Intelligence. Smarts.

The Dolphins believe they have a smarter team this year than they did in 2016.

We’re not talking about Albert Einstein split-the-atom intelligence here. We’re talking football smarts.

We’re talking don’t run out of bounds with a minute left in the game when your team is clinging to a three-point lead. Don’t score a go-ahead touchdown and give up valuable yards on the ensuing kickoff because you lost your head and taunted the defender after the score, drawing a flag.

The Dolphins coaching staff was happy with last year’s 10-6 record. But the same coaches were bitterly frustrated because they’re convinced the Dolphins could have been better if they’d been smarter.

That’s why one of this offseason’s primary goals in adding talent was also adding football smarts.

So this is what executive vice president Mike Tannenbaum said recently when discussing some of Miami’s additions:

“I think we got good players, good people,” Tannenbaum said. “They’re smart. They’re tough. I think they’re really good culture fits for what [general manager] Chris [Grier], [head coach] Adam [Gase], [owner) Steve Ross and myself believe in, and what you need to put a winner together.”
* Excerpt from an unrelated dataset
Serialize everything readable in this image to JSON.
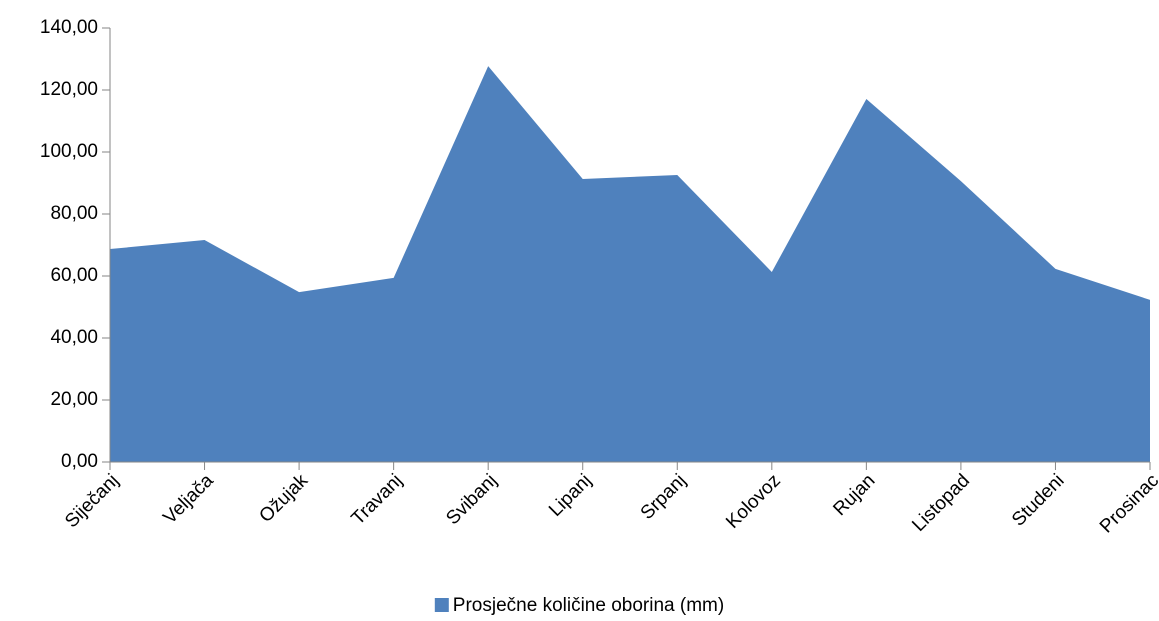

This is what defensive coordinator Matt Burke said he likes about first-round draft pick Charles Harris:

“We thought he was one of the more polished pass rushers in the draft,” Burke said. “We liked his make-up, his intelligence; he’s a really bright kid.”

This is what Grier said about second-round pick Raekwon McMillan:

“He is highly intelligent,” Grier said. “We love his football intellect. We loved talking with the kid. This guy really understands football...Raekwon is that quarterback on the defense. It’s been that way his whole life. The expectation is that he’ll prove that he can handle that here at this level.”


This is Grier on seventh-round pick Isaiah Ford: “He’s a very smart kid when you talk to him, so he really understands leverages, coverages, running routes, finding the open spots in zones.”

The Dolphins liked fifth-round pick Isaac Asiata’s grit and toughness. But they also liked this:

“He’s very smart with a passion and a love for football,” Tannenbaum said.

The team traded for Julius Thomas and offensive coordinator Clyde Christensen recently raved about how the tight end “asks all the right questions.”

Do you see a pattern here? You should because it isn’t a coincidence. It’s a necessity.

The Dolphins, in the same division with perhaps the smartest team in football in the New England Patriots, decided after last season they needed to improve something beyond athletic ability. They needed greater football smarts to compete with the Patriots.

They believe they’ve added some of that this offseason.